Openreach (a BT Group company tasked with installing and maintaining a significant majority of the physical telephone network in the UK) maintains a Hot-Site Register, updated every 12 months by voluntarily supplied information from the ESI companies in the UK. Any Openreach engineer visiting a site on the register must be Hot-Site trained. Certain working practices and planning considerations must be followed, such as not using armoured telephone cables, fully sealing cable joints to prevent access, over-sleeving of individual pairs of wires beyond the end of the cable sheath, and isolating (outside the Hot-Zone) any line to be worked on. It is assumed to be the responsibility of the party ordering the initial installation of a service to cover the cost of providing isolation links, service isolating devices, and clearly marked trunking for running cables, and all should be part of the planning process.
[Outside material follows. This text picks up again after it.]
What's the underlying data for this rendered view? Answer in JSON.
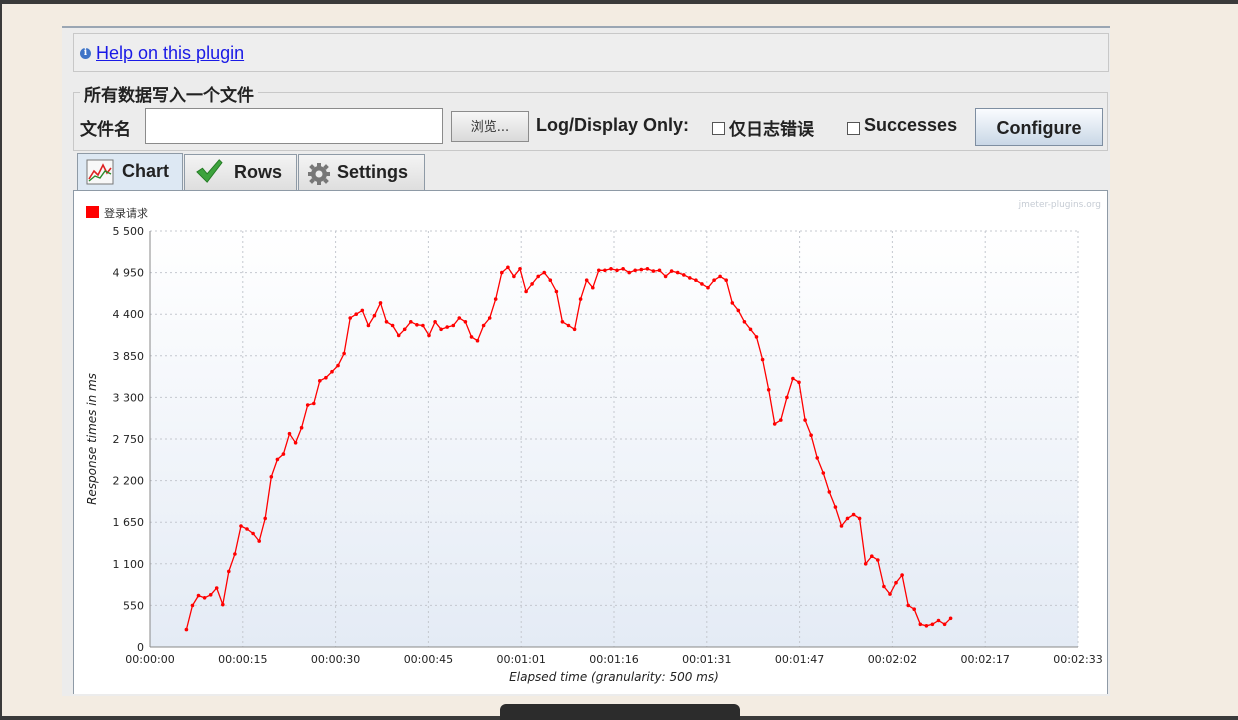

In some circumstances (such as when a 'cold' site is upgraded to 'hot' status), the Zone of Influence may encompass residential or commercial property which is not within the property of the Electrical Supply Industry. In these cases the cost of retroactively protecting each telephone circuit may be prohibitively high, so a drainage electrode may be supplied to effectively bring the local Earth Potential back to safe levels.